John Gowers
John Gowers

Reputation: 2736

Is it possible to extend a generic class while restricting the generic type?

Suppose I have abstract classes (or, indeed, interfaces)

public abstract class Animal

public abstract class Bird Extends Animal

and a generic class

public class Lifestyle<A extends Animal>

So we might create a Lifestyle<Lion> object.

The Lifestyle class contains methods that animals can use to tell them how to walk around, find food, interact with other animals of the same species, etc. Now suppose I want to extend this class to a special BirdLifestyle class that tells Birds how to do all the above things, but also tells them how to fly and use all of the extra methods in the Bird class. I want to be able to create a BirdLifestyle<Eagle> object, for instance. I'm pretty sure that the following won't compile:

public class BirdLifestyle<B extends Bird> extends Lifestyle<A extends Animal>

and the only alternative I can think of is rather nasty:

public class BirdLifestyle<B extends Bird>
{
  private Lifestyle<B> lifestyle // tells the bird how to do animal things.

  public Lifestyle<B> getLifestyle()
  {
    return lifestyle;
  }

  // Bird-specific methods.
}

We could then get all of the methods from Animal by calling getLifestyle().walk() or things like that.
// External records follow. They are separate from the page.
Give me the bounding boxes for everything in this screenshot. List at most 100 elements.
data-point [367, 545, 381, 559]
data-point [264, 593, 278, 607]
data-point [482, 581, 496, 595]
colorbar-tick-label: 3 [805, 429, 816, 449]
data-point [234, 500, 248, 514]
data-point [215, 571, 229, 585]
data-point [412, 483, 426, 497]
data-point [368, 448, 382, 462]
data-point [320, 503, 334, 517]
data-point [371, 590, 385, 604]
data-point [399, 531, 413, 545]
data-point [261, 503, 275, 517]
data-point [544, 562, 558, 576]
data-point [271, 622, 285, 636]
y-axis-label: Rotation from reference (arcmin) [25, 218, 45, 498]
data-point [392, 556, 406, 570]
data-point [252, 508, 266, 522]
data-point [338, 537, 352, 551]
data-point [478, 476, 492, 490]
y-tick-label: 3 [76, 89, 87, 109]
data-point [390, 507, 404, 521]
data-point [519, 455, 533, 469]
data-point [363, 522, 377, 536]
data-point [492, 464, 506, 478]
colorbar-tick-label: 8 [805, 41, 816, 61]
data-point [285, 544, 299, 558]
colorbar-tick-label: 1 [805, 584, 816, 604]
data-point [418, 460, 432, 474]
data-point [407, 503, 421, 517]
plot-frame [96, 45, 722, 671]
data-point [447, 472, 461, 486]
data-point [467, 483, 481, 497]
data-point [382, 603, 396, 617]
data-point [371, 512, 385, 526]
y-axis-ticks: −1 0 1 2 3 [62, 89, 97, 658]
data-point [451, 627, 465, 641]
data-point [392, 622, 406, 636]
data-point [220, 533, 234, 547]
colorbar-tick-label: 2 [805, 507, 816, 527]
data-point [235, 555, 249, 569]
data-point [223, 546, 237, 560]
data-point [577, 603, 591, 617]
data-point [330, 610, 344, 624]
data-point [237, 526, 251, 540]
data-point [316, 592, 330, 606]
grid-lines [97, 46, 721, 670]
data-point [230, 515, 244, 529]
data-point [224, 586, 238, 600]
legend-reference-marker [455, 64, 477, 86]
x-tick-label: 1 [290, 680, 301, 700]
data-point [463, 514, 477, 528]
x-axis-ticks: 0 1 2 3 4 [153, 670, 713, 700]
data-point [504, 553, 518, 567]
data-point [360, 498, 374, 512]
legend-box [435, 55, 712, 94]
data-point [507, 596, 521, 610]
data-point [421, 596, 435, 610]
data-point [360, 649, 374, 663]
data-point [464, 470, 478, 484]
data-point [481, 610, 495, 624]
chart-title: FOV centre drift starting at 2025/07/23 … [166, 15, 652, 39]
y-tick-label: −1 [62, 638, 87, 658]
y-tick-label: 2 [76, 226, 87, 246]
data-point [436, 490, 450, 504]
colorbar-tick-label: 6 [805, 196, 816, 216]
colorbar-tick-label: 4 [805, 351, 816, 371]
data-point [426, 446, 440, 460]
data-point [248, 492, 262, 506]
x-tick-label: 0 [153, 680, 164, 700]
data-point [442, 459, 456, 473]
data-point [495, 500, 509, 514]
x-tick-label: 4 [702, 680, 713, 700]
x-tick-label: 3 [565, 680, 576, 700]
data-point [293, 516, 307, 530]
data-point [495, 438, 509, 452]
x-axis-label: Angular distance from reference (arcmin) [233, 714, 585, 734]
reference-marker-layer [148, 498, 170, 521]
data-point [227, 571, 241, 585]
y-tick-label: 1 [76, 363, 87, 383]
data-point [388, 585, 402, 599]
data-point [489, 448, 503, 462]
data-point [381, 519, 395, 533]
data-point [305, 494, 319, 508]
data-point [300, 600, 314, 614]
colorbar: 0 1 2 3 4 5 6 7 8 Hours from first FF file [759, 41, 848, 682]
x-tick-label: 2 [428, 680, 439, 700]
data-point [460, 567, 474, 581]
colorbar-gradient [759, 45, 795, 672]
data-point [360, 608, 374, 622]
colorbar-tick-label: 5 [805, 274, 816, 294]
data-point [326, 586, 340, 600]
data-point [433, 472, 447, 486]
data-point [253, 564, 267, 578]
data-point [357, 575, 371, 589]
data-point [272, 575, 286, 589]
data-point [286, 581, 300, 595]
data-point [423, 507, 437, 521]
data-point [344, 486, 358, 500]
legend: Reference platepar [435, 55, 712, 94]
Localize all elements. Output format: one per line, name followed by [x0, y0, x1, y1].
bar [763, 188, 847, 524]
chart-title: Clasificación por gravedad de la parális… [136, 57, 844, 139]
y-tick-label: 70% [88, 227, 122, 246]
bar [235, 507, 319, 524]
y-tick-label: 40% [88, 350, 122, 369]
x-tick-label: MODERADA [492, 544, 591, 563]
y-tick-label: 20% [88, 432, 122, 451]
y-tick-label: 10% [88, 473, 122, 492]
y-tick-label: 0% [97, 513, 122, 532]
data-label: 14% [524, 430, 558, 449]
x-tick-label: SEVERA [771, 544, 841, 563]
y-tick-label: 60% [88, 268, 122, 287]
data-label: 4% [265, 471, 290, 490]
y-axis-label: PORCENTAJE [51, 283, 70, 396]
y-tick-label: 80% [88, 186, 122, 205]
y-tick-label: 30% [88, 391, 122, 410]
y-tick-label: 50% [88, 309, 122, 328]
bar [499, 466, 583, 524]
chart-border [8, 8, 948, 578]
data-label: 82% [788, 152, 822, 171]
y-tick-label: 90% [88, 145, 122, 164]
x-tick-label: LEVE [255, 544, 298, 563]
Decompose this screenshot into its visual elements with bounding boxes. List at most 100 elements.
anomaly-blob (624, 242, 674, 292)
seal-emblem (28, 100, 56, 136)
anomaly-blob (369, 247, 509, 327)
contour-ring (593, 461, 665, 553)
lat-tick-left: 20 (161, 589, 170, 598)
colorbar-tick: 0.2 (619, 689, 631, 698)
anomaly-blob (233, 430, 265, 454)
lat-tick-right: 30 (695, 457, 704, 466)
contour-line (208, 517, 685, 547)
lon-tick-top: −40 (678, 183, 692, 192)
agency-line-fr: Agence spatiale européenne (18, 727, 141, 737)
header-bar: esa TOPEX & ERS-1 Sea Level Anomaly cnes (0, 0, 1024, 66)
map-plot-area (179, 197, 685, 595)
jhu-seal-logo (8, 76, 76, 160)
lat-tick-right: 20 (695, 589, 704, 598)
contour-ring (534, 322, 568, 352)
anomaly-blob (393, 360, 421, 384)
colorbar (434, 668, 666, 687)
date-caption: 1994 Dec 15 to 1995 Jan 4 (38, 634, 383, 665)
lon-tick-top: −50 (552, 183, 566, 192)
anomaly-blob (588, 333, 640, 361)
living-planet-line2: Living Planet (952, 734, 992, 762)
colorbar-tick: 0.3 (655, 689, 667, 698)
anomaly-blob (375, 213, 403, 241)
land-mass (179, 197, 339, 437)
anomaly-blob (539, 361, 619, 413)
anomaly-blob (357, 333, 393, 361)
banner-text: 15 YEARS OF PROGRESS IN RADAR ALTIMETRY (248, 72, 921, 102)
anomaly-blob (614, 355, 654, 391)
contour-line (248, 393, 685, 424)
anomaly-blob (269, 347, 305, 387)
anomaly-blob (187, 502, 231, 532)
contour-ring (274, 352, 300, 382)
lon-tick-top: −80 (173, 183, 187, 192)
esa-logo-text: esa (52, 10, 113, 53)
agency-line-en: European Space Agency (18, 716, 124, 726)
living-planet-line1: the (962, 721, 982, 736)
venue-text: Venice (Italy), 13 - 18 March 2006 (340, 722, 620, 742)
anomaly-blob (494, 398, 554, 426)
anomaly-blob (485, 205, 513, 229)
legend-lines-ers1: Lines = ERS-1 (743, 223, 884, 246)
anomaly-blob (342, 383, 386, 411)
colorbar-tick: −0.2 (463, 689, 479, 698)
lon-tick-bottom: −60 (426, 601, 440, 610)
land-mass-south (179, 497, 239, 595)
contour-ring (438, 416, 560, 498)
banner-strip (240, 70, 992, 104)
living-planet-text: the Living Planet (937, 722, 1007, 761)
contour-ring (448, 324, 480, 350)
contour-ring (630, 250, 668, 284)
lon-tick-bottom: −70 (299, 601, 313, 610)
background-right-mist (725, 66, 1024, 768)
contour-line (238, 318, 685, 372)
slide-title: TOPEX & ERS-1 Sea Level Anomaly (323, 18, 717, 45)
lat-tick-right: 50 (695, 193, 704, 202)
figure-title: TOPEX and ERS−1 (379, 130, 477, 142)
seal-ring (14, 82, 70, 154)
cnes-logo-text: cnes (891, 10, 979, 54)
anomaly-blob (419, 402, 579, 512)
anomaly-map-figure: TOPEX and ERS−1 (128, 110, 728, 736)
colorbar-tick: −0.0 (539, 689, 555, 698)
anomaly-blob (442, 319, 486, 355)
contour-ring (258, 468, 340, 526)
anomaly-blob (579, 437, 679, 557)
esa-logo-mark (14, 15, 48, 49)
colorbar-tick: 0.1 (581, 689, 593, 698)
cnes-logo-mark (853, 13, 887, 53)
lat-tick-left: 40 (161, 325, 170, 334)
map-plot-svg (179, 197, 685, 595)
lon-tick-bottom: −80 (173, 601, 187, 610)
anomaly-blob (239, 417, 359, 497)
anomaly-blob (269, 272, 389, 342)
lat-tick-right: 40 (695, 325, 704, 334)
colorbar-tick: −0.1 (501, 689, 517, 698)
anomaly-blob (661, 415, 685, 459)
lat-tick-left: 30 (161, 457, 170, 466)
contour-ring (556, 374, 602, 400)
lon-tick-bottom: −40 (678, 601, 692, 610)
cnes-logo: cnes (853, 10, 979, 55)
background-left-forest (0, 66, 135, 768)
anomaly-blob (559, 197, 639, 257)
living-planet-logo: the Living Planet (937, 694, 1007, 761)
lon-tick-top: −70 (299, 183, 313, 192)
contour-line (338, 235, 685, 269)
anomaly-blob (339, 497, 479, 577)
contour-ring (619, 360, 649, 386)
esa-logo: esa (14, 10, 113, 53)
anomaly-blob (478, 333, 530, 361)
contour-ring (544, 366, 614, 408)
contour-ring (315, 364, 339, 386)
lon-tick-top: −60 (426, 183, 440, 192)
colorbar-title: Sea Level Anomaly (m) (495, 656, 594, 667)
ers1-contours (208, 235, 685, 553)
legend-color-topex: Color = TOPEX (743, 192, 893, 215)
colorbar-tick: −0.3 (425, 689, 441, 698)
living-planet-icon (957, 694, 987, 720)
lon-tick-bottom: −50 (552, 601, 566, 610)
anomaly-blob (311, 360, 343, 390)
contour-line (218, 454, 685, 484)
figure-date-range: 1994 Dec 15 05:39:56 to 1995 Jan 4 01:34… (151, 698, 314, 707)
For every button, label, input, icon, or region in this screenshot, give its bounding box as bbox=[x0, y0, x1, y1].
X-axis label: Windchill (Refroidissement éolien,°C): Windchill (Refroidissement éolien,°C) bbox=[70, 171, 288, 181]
Now suppose that my friends have all created their own implementations of these four classes and that we want to link them using interfaces. So we create

public interface LifestyleInterface
{
  public void walk();

  // etc.
}

public interface AvianLifestyleInterface extends LifestyleInterface
{
  public void fly();

  // etc.
}

My friends are all more specialize, so they've all written things like:

public class LionLifestyle implements LifestyleInterface

or

public class EagleLifestyle implements AvianLifestyleInterface

while I can write:

public class Lifestyle<A extends Animal> implements LifestyleInterface

But I can't now write:

public class BirdLifestyle<B extends Bird> implements AvianLifestyleInterface

even if my BirdLifestyle class overrides all the methods introduced in AvianLifestyleInterface. This is because BirdLifestyle is not a superclass of Lifestyle. The only way round this is to create lots of entry-point methods such as:

public class BirdLifestyle<B extends Bird>
{
  private Lifestyle<B> lifestyle;

  public Lifestyle<B> getLifestyle()
  {
    return lifestyle;
  }

  // 'AvianLifestyleInterface' methods.

  @Override
  public void fly()
  {
    // Code for flying.
  }

  // etc.

  // 'LifestyleInterface' methods.

  @Override
  public void walk()
  {
    getLifestyle().walk();
  }

  // etc., creating a similar one-line method for each method in 
  // 'LifestyleInterface' that is just an entry-point to the same 
  // method in the 'Lifestyle<A>' object.
}

This seems like an unnecessary amount of code to write, and a lot of the code is written in a fairly mechanical way, which breaks several programming rules. For example, if I want to add any methods to the LifestyleInterface interface then I need to remember to add a new one-line method into the BirdLifestyle class. Is there a cleaner way?

Upvotes: 1

Views: 143

Answers (2)

Harald K
Harald K

Reputation: 27054

It's a little unclear to me what you are really asking here, but it seems that your first attempt can be easily remedied by:

public class BirdLifestyle<B extends Bird> extends Lifestyle<B> {
    // ...
}

Lifestyle is already declared to be generic as Lifestyle<A extends Animal>, no need to repeat what the generic type bound is (and as you say, it won't compile).

Similarly:

public class BirdLifestyle<B extends Bird> extends Lifestyle<B> implements AvianLifestyleInterface {
   // ...
}

Will work.

Upvotes: 4

Rohit Jain
Rohit Jain

Reputation: 213203

I'm pretty much lost in your question right now. But you can surely change your BirdLifestyle class to:

public class BirdLifestyle extends Lifestyle<Bird> { }

Don't see why you would make BirdLifestyle itself a generic class here. Will update the answer if I understand other part of the question.

If you're moving to interfaces, then you can just do:

public class BirdLifestyle implements AvianLifestyleInterface { }

Again, why would you make the class generic? The name BirdLifeStyle should really describe the life style of a bird. Do you have different kinds of Bird?